SORTE, MAS AONDE?
O dia amanhecera deveras lindo, e como de praxe, logo cedinho abri a janela e meditei:
-Ah esse sim, haverá de ser um ótimo dia!
Aqueles bons pensamentos que temos obrigação em tê-los, principalmente numa cidade tão difícil como São Paulo.
Embora pelas ruas o verde esteja cada vez mais raro, o caminho até o trabalho tem lá suas belezas, e quando chego bem cedinho, sempre tem alguém diferente esperando por mim, entre o que sobrou do desmatamento da região.
Aquele Bem –te -Vi costumeiro ou o mesmo Sabiá que continua a me cantar a saudade...
Mas naquela manhã , assim que desci do carro, uma revoada de andorinhas passou sobre mim.
-Acertei-pensei comigo - hoje será meu dia de sorte!
Mas, ao acender a luz da sala senti um cheirinho...
-Hum...alguém deixou um rastro por aqui...
Nem logo terminei de pensar, perguntaram-me:
-Vixi, mas o que foi isso?
-Isso o quê?-perguntei direcionado o olhar... para mim...
O rastro, era meu!-não foi difícil deduzir!
“Alguém” daquela revoada estava com desarranjo intestinal...e bravo!
-Nossa, nem tinha percebido, disse eu meio sem graça...
-Ah mas não se preocupe, isso é sorte, MUITA sorte!- consolaram-me.
Mas naquele momento, eu preferi um pouco menos de sorte! Um pouquinho só me bastaria!
Seria impossível para um nariz, ainda que mediano, não perceber aquele odor típico de dejeto ácido, mesmo que das belas andorinhas...
Não me intimidei, afinal, nada que uma água e sabão não resolvesse.
Tive uma professora na faculdade que sempre falava que aonde tem água e sabão...tem Deus.
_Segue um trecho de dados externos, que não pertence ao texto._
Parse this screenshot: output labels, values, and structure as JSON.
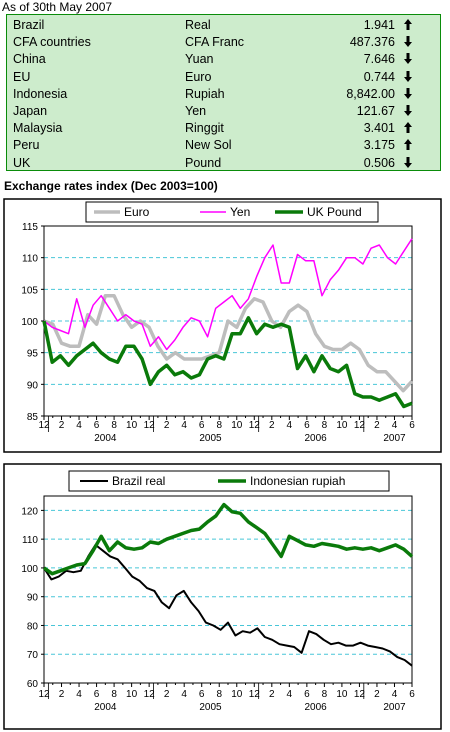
{
  "header": {
    "as_of": "As of 30th May 2007"
  },
  "rates_table": [
    {
      "country": "Brazil",
      "currency": "Real",
      "value": "1.941",
      "trend": "up"
    },
    {
      "country": "CFA countries",
      "currency": "CFA Franc",
      "value": "487.376",
      "trend": "down"
    },
    {
      "country": "China",
      "currency": "Yuan",
      "value": "7.646",
      "trend": "down"
    },
    {
      "country": "EU",
      "currency": "Euro",
      "value": "0.744",
      "trend": "down"
    },
    {
      "country": "Indonesia",
      "currency": "Rupiah",
      "value": "8,842.00",
      "trend": "down"
    },
    {
      "country": "Japan",
      "currency": "Yen",
      "value": "121.67",
      "trend": "down"
    },
    {
      "country": "Malaysia",
      "currency": "Ringgit",
      "value": "3.401",
      "trend": "up"
    },
    {
      "country": "Peru",
      "currency": "New Sol",
      "value": "3.175",
      "trend": "up"
    },
    {
      "country": "UK",
      "currency": "Pound",
      "value": "0.506",
      "trend": "down"
    }
  ],
  "colors": {
    "table_bg": "#cdeccc",
    "table_border": "#0a8c0a",
    "euro": "#bdbdbd",
    "yen": "#ff00ff",
    "pound": "#0a7a0a",
    "real": "#000000",
    "rupiah": "#0a7a0a",
    "gridline": "#48c6d8"
  },
  "chart_data": [
    {
      "type": "line",
      "title": "Exchange rates index (Dec 2003=100)",
      "x_tick_labels": [
        "12",
        "2",
        "4",
        "6",
        "8",
        "10",
        "12",
        "2",
        "4",
        "6",
        "8",
        "10",
        "12",
        "2",
        "4",
        "6",
        "8",
        "10",
        "12",
        "2",
        "4",
        "6"
      ],
      "x_year_labels": [
        "2004",
        "2005",
        "2006",
        "2007"
      ],
      "x_range": [
        0,
        42
      ],
      "ylim": [
        85,
        115
      ],
      "yticks": [
        85,
        90,
        95,
        100,
        105,
        110,
        115
      ],
      "grid": true,
      "legend_position": "top",
      "series": [
        {
          "name": "Euro",
          "color": "#bdbdbd",
          "width": 3.5,
          "values": [
            100,
            99.5,
            96.5,
            96,
            96,
            101,
            99.5,
            104,
            104,
            101,
            99,
            100,
            99,
            96,
            94,
            95,
            94,
            94,
            94,
            94.5,
            95,
            100,
            99,
            102,
            103.5,
            103,
            100,
            99,
            101.5,
            102.5,
            101.5,
            98,
            96,
            95.5,
            95.5,
            96.5,
            95.5,
            93,
            92,
            92,
            90.5,
            89,
            90.5
          ]
        },
        {
          "name": "Yen",
          "color": "#ff00ff",
          "width": 1.5,
          "values": [
            100,
            99,
            98.5,
            98,
            103.5,
            99,
            102.5,
            104,
            102,
            100,
            101,
            100,
            99.5,
            96,
            97.5,
            95.5,
            97,
            99,
            100.5,
            100,
            97.5,
            102,
            103,
            104,
            102,
            103.5,
            107,
            110,
            112,
            106,
            106,
            110.5,
            109.5,
            109.5,
            104,
            106.5,
            108,
            110,
            110,
            109,
            111.5,
            112,
            110,
            109,
            111,
            113
          ]
        },
        {
          "name": "UK Pound",
          "color": "#0a7a0a",
          "width": 3.5,
          "values": [
            100,
            93.5,
            94.5,
            93,
            94.5,
            95.5,
            96.5,
            95,
            94,
            93.5,
            96,
            96,
            94,
            90,
            92,
            93,
            91.5,
            92,
            91,
            91.5,
            94,
            94.5,
            94,
            98,
            98,
            100.5,
            98,
            99.5,
            99,
            99.5,
            99,
            92.5,
            94.5,
            92,
            94.5,
            92.5,
            92,
            93,
            88.5,
            88,
            88,
            87.5,
            88,
            88.5,
            86.5,
            87
          ]
        }
      ]
    },
    {
      "type": "line",
      "title": "",
      "x_tick_labels": [
        "12",
        "2",
        "4",
        "6",
        "8",
        "10",
        "12",
        "2",
        "4",
        "6",
        "8",
        "10",
        "12",
        "2",
        "4",
        "6",
        "8",
        "10",
        "12",
        "2",
        "4",
        "6"
      ],
      "x_year_labels": [
        "2004",
        "2005",
        "2006",
        "2007"
      ],
      "x_range": [
        0,
        42
      ],
      "ylim": [
        60,
        125
      ],
      "yticks": [
        60,
        70,
        80,
        90,
        100,
        110,
        120
      ],
      "grid": true,
      "legend_position": "top",
      "series": [
        {
          "name": "Brazil real",
          "color": "#000000",
          "width": 2,
          "values": [
            100,
            96,
            97,
            99,
            98.5,
            99,
            104,
            108,
            106,
            104,
            103,
            100,
            97,
            95.5,
            93,
            92,
            88,
            86,
            90.5,
            92,
            88,
            85,
            81,
            80,
            78.5,
            81,
            76.5,
            78,
            77.5,
            79,
            76,
            75,
            73.5,
            73,
            72.5,
            70.5,
            78,
            77,
            75,
            73.5,
            74,
            73,
            73,
            74,
            73,
            72.5,
            72,
            71,
            69,
            68,
            66
          ]
        },
        {
          "name": "Indonesian rupiah",
          "color": "#0a7a0a",
          "width": 3.5,
          "values": [
            100,
            98,
            99,
            100,
            101,
            101.5,
            106,
            111,
            106,
            109,
            107,
            106.5,
            107,
            109,
            108.5,
            110,
            111,
            112,
            113,
            113.5,
            116,
            118,
            122,
            119.5,
            119,
            116,
            114,
            112,
            108,
            104,
            111,
            109.5,
            108,
            107.5,
            108.5,
            108,
            107.5,
            106.5,
            107,
            106.5,
            107,
            106,
            107,
            108,
            106.5,
            104
          ]
        }
      ]
    }
  ]
}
Então, providenciei um detergente.
Mas naquele dia percebi que de sujeira de passarinho eu definitivamente, não entendo nada! E que a "sorte", ainda que ecológica, não cheira nada bem!
A cada friccionada no tecido, mais aquilo se espalhava de modo irremediavelmente...grudado. Que horror!
-E agora, como vou trabalhar assim,toda...carimbada?
O mundo tentou me ajudar..Era diagnóstico e tratamento para todo lado!
-Tenta isso, faz aquilo, ah não, tinha que ser com água morna, tentou acetona?, é melhor amoníaco, é melhor sapólio...tenta limão,”cuidado não esfrega muito, “isso” fura até lataria de carro,tem é que “quarar!”, quase me esticaram sob o sol...
E furou mesmo! O tecido não agüentou a tentativa de ressuscitação.
Estava danada... esfarrapada e fedida! Parecia ter saído dum bueiro!Achei melhor voltar para casa.
Retornei ao estacionamento, e meu carro estava em “porca miséria!”
Lembrei da minha avó, pois era com essa "expressão italiana" que ela se referia às tragédias do cotidiano.
-Chega, chega de sorte!, exclamei ao céu!
-Uffa...
São cinco horas da manhã, dum OUTRO dia...
Acabo de abrir a janela, e um bando de maritacas se aproxima.
Decido fechar os olhos de poeta, e também a janela...e bem depressa!
"Caio na real!".
Espero que desta vez a sorte deságüe em outra freguesia...bem longe de mim.